Fortunatamente c’è ancora un buon numero di enti che, a dispetto di questa prassi deleteria, non coglie ogni scialuppa che viene gettata dallo stato centrale per prolungare l’esercizio provvisorio e si attiva comunque per approvare il bilancio in tempi più ristretti.
Infatti, se una parte di questi enti non in linea con la programmazione ordinaria di bilancio sono in parte giustificabili per la oggettiva presenza di criticità finanziarie oramai strutturali ed endemiche (soprattutto nelle Regioni del Sud, caratterizzate da numerosi procedure di dissesto e di pre-dissesto), un’altra parte comunque significativa, sebbene priva di tali problemi strutturali, preferisce adagiarsi nelle proroghe di legge post 31 dicembre dell’anno precedente piuttosto che rispettare il termine ordinario, quasi come se la difficoltà di fare previsioni finanziarie ed economiche (tipiche di budget, soprattutto come in questo caso, autorizzatori) fosse diventato un lasciapassare per attendere che il bilancio di previsione diventi di fatto un cosiddetto “bilancio consuntivato” (in altre parole, approvare un bilancio preventivo dopo 9 mesi di gestione equivale a fare un consuntivo, o quasi).

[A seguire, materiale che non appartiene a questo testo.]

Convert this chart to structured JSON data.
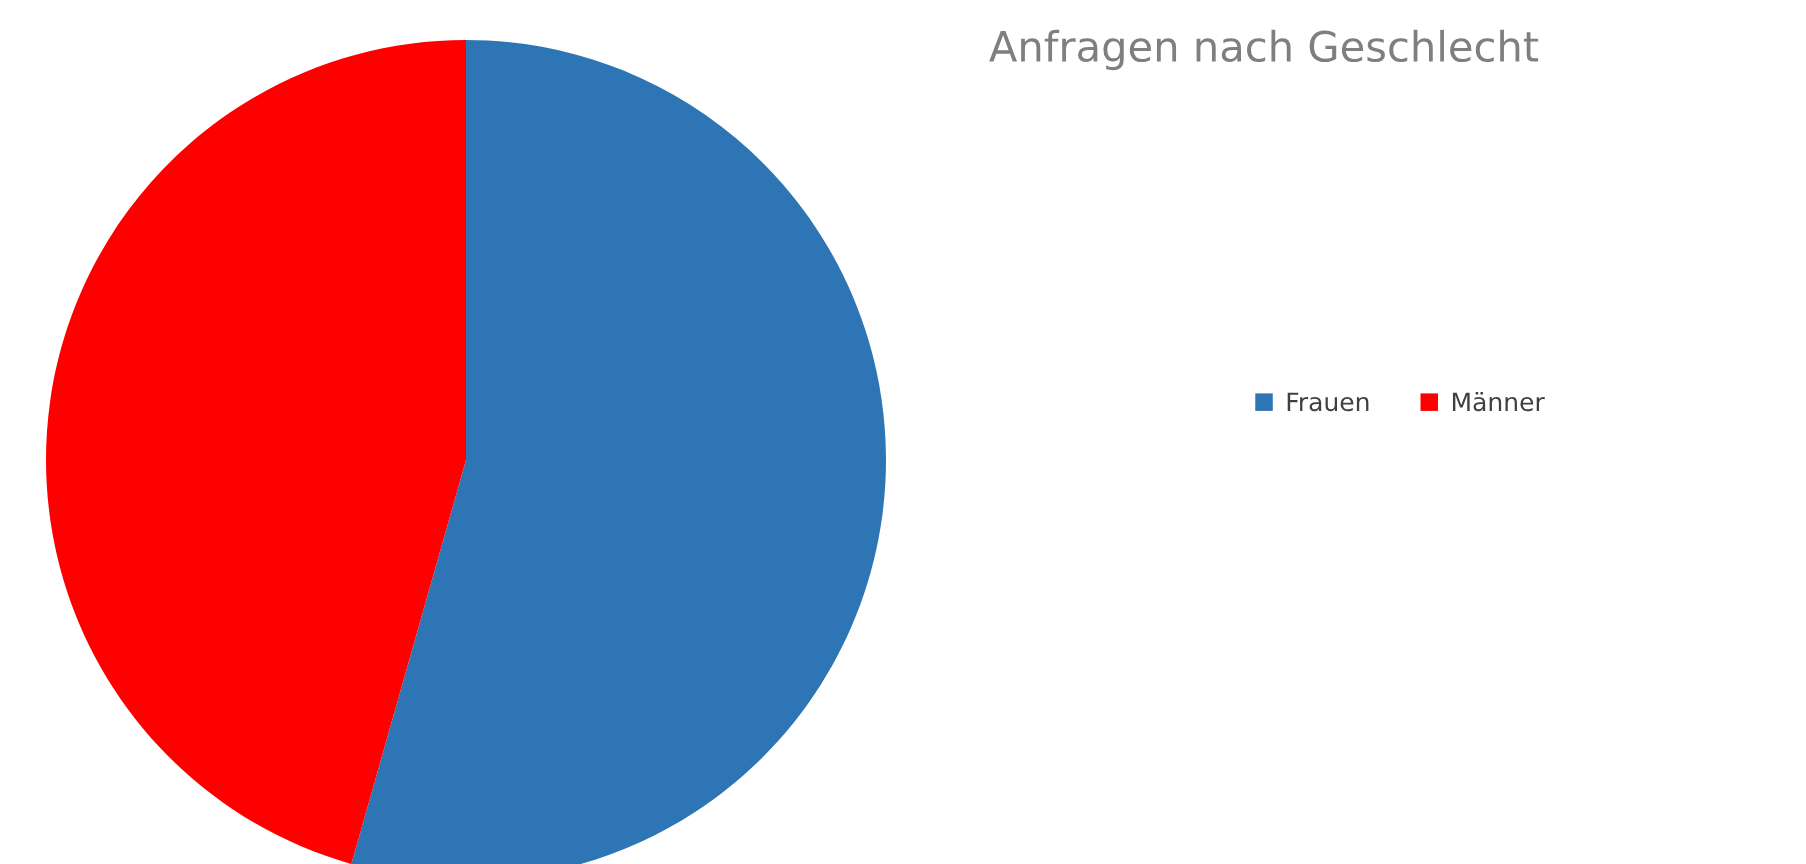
{
  "chart_data": {
    "type": "pie",
    "title": "Anfragen nach Geschlecht",
    "categories": [
      "Frauen",
      "Männer"
    ],
    "values": [
      54.4,
      45.6
    ],
    "colors": [
      "#2e75b6",
      "#ff0000"
    ],
    "legend": "right"
  }
}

Stando a una elaborazione di Centro Studi Enti Locali basata su dati Mef aggiornati a metà luglio 2023, i bilanci già approvati e trasmessi alla Banca dati delle pubbliche amministrazioni sono 6.355, ovvero l’80% del totale. L’area più virtuosa del Paese, da questo punto di vista, è il nord-est, dove la percentuale di comuni che hanno già trasmesso il bilancio preventivo raggiunge il 96%. Seguono il nord-ovest (93%) e il centro (83%). Al sud e nelle isole le percentuali scendono drasticamente e si attestano rispettivamente al 57% e 55%. Le province in assoluto più virtuose, in cui non manca all’appello il bilancio di un singolo comune, sono: Ancona, Arezzo, Grosseto, Massa Carrara, Pistoia, Ferrara, Gorizia, Ravenna e Reggio Emilia.
All’estremo opposto Catania, dove solo il 10% dei comuni ha approvato e trasmesso il bilancio di previsione 2023, Agrigento (16%), Caltanissetta (18%), Enna e Vibo Valentia (20%), Trapani (24%) e Ragusa (25%).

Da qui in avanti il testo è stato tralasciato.